ITALIE

Les soldats de Berlusconi surveillent la cité

3 000 militaires sont désormais déployés dans les grandes villes d'Italie, dans le cadre du plan de sécurité instauré par le gouvernement de Silvio Berlusconi. Mais les méthodes du « cavaliere » pour réduire la criminalité ne plaisent à tout le monde en Italie.

Publicité

Photos : Alberto Celani.

3 000 militaires sont désormais déployés dans les grandes villes d'Italie, dans le cadre du plan de sécurité instauré par le gouvernement de Silvio Berlusconi. Mais les méthodes du « cavaliere » pour réduire la criminalité ne plaisent à tout le monde en Italie.

Après avoir placé les décharges d'ordures de Naples sous contrôle militaire puis avoir proclamé "l'état d'urgence immigrés", le déploiement de militaires dans les villes est la troisième mesure prise par le gouvernement Berlusconi pour "donner aux citoyens le sentiment d'être en sécurité".

Ce n'est pas la première fois que la population civile est confrontée à la présence de militaires dans les villes. Dans les années 1990, les soldats avaient été déployés en Sicile pour lutter contre l'influence de la mafia.

Avec la contribution d'un de nos observateurs en Italie, Alberto Celani.

Les troupes arpentent les rues de Milan

Photos: Alberto Celani.

"Nous ne faisons rien de plus que ce que les gens attendaient"

Le général Giuseppe Valotto est le coordinateur des différents corps d'armée participant à l'opération "militaires dans la ville".

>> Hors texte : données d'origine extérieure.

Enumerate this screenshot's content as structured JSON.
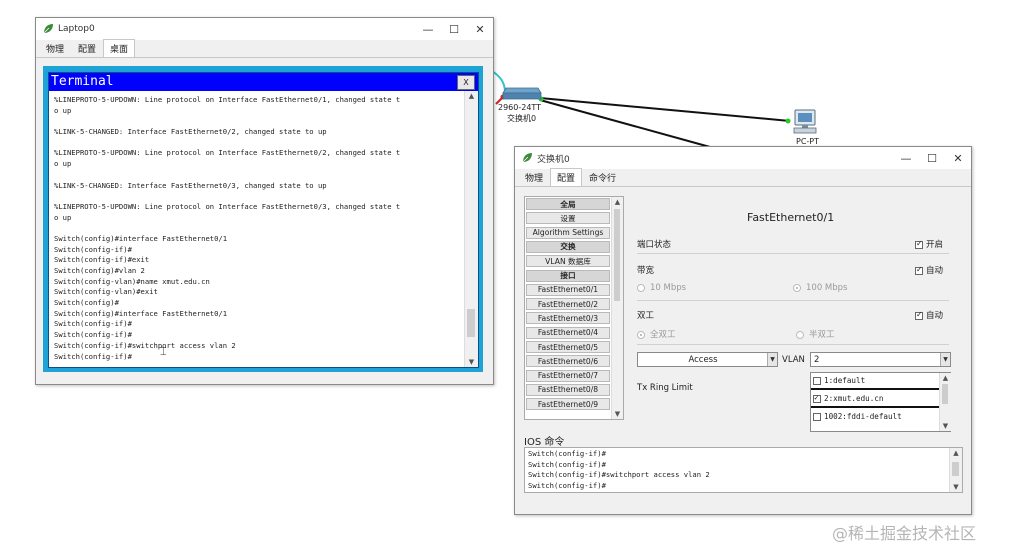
{
  "laptop": {
    "title": "Laptop0",
    "tabs": [
      "物理",
      "配置",
      "桌面"
    ],
    "terminal_title": "Terminal",
    "close": "X",
    "lines": [
      "%LINEPROTO-5-UPDOWN: Line protocol on Interface FastEthernet0/1, changed state t",
      "o up",
      "",
      "%LINK-5-CHANGED: Interface FastEthernet0/2, changed state to up",
      "",
      "%LINEPROTO-5-UPDOWN: Line protocol on Interface FastEthernet0/2, changed state t",
      "o up",
      "",
      "%LINK-5-CHANGED: Interface FastEthernet0/3, changed state to up",
      "",
      "%LINEPROTO-5-UPDOWN: Line protocol on Interface FastEthernet0/3, changed state t",
      "o up",
      "",
      "Switch(config)#interface FastEthernet0/1",
      "Switch(config-if)#",
      "Switch(config-if)#exit",
      "Switch(config)#vlan 2",
      "Switch(config-vlan)#name xmut.edu.cn",
      "Switch(config-vlan)#exit",
      "Switch(config)#",
      "Switch(config)#interface FastEthernet0/1",
      "Switch(config-if)#",
      "Switch(config-if)#",
      "Switch(config-if)#switchport access vlan 2",
      "Switch(config-if)#"
    ]
  },
  "topology": {
    "switch_model": "2960-24TT",
    "switch_name": "交换机0",
    "pc_label": "PC-PT"
  },
  "switch_window": {
    "title": "交换机0",
    "tabs": [
      "物理",
      "配置",
      "命令行"
    ],
    "nav": [
      {
        "label": "全局",
        "header": true
      },
      {
        "label": "设置",
        "header": false
      },
      {
        "label": "Algorithm Settings",
        "header": false
      },
      {
        "label": "交换",
        "header": true
      },
      {
        "label": "VLAN 数据库",
        "header": false
      },
      {
        "label": "接口",
        "header": true
      },
      {
        "label": "FastEthernet0/1",
        "header": false
      },
      {
        "label": "FastEthernet0/2",
        "header": false
      },
      {
        "label": "FastEthernet0/3",
        "header": false
      },
      {
        "label": "FastEthernet0/4",
        "header": false
      },
      {
        "label": "FastEthernet0/5",
        "header": false
      },
      {
        "label": "FastEthernet0/6",
        "header": false
      },
      {
        "label": "FastEthernet0/7",
        "header": false
      },
      {
        "label": "FastEthernet0/8",
        "header": false
      },
      {
        "label": "FastEthernet0/9",
        "header": false
      }
    ],
    "panel_title": "FastEthernet0/1",
    "port_status": {
      "label": "端口状态",
      "check_label": "开启",
      "checked": true
    },
    "bandwidth": {
      "label": "带宽",
      "check_label": "自动",
      "checked": true,
      "opt1": "10 Mbps",
      "opt2": "100 Mbps"
    },
    "duplex": {
      "label": "双工",
      "check_label": "自动",
      "checked": true,
      "opt1": "全双工",
      "opt2": "半双工"
    },
    "mode_select": "Access",
    "vlan_label": "VLAN",
    "vlan_value": "2",
    "vlan_options": [
      {
        "label": "1:default",
        "checked": false
      },
      {
        "label": "2:xmut.edu.cn",
        "checked": true
      },
      {
        "label": "1002:fddi-default",
        "checked": false
      }
    ],
    "tx_ring": "Tx Ring Limit",
    "ios_label": "IOS 命令",
    "ios_lines": [
      "Switch(config-if)#",
      "Switch(config-if)#",
      "Switch(config-if)#switchport access vlan 2",
      "Switch(config-if)#"
    ]
  },
  "watermark": "@稀土掘金技术社区",
  "colors": {
    "terminal_title_bg": "#0000ff",
    "terminal_frame": "#1fa3d6",
    "link_black": "#111111",
    "link_cyan": "#35c4c4"
  }
}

Les effectifs sont plutôt faibles, le but c'est de montrer aux gens que nous sommes une force amie. Comment peut-on dire qu'une ville aussi grande que Naples est occupée par les militaires alors que seuls 170 soldats y patrouillent ?

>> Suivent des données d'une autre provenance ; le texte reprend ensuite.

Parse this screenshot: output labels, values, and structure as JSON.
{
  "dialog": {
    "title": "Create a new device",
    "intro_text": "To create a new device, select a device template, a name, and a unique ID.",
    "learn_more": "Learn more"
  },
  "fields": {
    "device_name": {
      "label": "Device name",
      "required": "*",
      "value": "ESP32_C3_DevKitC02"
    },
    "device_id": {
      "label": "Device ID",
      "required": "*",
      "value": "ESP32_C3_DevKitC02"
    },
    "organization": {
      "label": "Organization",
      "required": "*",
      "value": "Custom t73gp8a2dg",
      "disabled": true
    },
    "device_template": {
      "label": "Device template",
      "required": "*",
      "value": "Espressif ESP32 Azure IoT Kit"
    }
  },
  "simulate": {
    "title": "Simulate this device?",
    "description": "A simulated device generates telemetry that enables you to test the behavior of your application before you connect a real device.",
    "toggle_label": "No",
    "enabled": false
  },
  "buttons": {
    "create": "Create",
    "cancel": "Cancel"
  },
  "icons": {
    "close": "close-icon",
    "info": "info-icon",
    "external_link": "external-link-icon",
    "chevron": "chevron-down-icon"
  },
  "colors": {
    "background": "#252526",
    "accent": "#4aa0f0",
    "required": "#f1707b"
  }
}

Après plusieurs années de service, je sais identifier les réactions des gens qui rencontrent des militaires et en l'occurrence les gens sont heureux de voir les troupes venir en aide à la police d'Etat, aux carabiniers et à la police municipale. Nous ne faisons rien de plus que ce que les gens attendaient."

"La militarisation des villes est une grave erreur"

Maurizio Pagani est président d' « Opera Nomadi », une association d'aide aux roms.

Des militaires en pleine ville, ce n'est pas une solution ! Les gens demandent la sécurité, ils veulent des villes où ils peuvent vivre sans être angoissés. Ce sont les problèmes sociaux qui expliquent ce manque de sécurité. Les patrouilles ne peuvent pas régler ces problèmes. Quelle sera l'étape suivante en cas de réelle urgence ? Ces troupes sont censées être utilisées dans des situations très particulières.

Le gouvernement devrait se concentrer sur les gens et essayer de réduire le fossé qui existe entre les besoins des citoyens et les réponses apportées par les hommes politiques. La militarisation des villes est une grave erreur."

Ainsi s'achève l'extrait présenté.